To all those who bought Belgium CDS as per our compression trade suggested earlier today, congratulations. Oh and the part in the Moody's announcement where it says that a main driver of the review is "The uncertainty around the impact on the already pressured balance sheet of the government of additional bank support measures which are likely to be needed" means that anyone harboring even the smallest hope that France will be within 100 parsecs of Dexia when the broke bank is nationalized, may be slightly disappointed.
As many expected, the Bank of England has followed in Bernanke's footsteps and proceeded with extra QE, 75 billion extra, or about 25 billion more than consensus - this is the first expansion in the British QE since November 5, 2009 when it did the latest £25 billion expansion. Unfortunately, this is just the beginning: much more global QE is coming down the line as the "monetary authority" realizes it only has itself and its printers to rely on in a world rapidly reentering recession.
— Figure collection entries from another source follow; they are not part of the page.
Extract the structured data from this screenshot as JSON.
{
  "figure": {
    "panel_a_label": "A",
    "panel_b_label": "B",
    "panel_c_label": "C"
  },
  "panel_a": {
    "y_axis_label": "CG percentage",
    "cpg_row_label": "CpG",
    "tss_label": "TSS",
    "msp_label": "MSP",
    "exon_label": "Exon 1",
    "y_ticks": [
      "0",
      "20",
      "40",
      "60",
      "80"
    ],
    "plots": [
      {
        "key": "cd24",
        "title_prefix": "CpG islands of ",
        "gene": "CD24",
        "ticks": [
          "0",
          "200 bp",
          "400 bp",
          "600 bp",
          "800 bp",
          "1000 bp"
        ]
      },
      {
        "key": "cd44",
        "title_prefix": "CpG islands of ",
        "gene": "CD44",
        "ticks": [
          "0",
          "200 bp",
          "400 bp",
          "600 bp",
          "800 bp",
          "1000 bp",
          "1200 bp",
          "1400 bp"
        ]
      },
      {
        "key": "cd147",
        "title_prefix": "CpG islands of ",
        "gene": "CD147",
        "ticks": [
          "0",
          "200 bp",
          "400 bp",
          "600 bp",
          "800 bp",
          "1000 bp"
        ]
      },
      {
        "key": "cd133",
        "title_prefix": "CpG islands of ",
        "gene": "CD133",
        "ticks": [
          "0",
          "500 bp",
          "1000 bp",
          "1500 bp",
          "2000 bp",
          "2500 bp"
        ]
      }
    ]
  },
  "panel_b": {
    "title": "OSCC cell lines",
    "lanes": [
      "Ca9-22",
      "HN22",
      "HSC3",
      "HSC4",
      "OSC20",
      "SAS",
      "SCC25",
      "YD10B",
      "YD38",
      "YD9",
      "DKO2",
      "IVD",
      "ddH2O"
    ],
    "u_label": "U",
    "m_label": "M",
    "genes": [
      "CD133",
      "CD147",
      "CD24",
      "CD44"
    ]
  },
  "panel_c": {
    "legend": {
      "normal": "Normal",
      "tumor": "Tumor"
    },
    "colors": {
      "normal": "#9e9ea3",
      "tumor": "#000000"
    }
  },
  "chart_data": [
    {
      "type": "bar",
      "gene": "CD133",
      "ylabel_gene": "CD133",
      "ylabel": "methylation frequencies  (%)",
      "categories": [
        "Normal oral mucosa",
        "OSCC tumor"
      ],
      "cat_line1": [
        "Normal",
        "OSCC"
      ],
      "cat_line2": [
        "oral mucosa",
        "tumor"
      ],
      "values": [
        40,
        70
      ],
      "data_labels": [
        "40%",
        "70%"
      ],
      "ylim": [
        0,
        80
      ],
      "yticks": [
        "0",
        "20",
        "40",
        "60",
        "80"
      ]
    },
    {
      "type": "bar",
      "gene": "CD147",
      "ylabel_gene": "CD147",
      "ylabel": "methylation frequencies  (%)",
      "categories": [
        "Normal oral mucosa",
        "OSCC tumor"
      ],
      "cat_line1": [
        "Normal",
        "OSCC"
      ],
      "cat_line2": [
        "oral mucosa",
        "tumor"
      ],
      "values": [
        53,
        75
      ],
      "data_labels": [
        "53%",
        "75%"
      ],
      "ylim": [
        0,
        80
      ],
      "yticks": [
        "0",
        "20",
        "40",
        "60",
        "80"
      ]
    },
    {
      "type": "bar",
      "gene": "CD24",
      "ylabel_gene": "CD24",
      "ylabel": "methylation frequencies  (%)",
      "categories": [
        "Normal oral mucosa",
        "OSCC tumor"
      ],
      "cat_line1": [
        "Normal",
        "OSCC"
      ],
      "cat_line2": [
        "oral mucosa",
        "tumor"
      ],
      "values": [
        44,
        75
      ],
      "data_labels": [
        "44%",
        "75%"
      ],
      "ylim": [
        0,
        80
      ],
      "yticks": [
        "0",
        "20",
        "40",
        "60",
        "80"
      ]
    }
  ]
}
A green day in Europe as last night's superfluous strength in US equities caused reracks in every major European risk class out of the gate. The early strength in Europe was faded quite quickly but the bias was up - even as no new news/plans/clarity was announced and in fact was modestly worse with a lack of capital injection for Dexia noted. Credit and stocks ratcheted higher in three lurches with covering clearly evident in credit as even Belgium and France sovereigns managed small compressions (which makes little sense) though the former remains notably wider on the week (rightly so). FX traded in a narrow range from the US close but the USD was at the stronger-end of the channel as Europe closed (IMF - ECB easing potential comments) but commodities were mixed with lackluster moves overnight though silver and copper sold off the most - not enjoying the excitement in equities - but since the pre-market, all PMs and commodities have pushed higher. TSY yields leaked higher but the curve flattened but we see HY net-selling against IG net-buying (but several major financial bonds being net-sold including MS, GS, and C). We also note that while credit indices do indeed look better on the week, underlying single-names are notably wider which coupled with US corporate bonds suggests many are using strength to cover longs in 'riskier' credits. ES has re-coupled with a longer-term context reducing some of the urgency in equity's bounce though equities remain rich to credit by quite a margin. All-in-all, it seems like we can bleed higher inch by inch as retail gets sucked into another 'recovery/bailout' but under the surface, the 'things' that should be benefiting are simply not as professionals use this strength to rotate hedges or more simply unwind at better marks.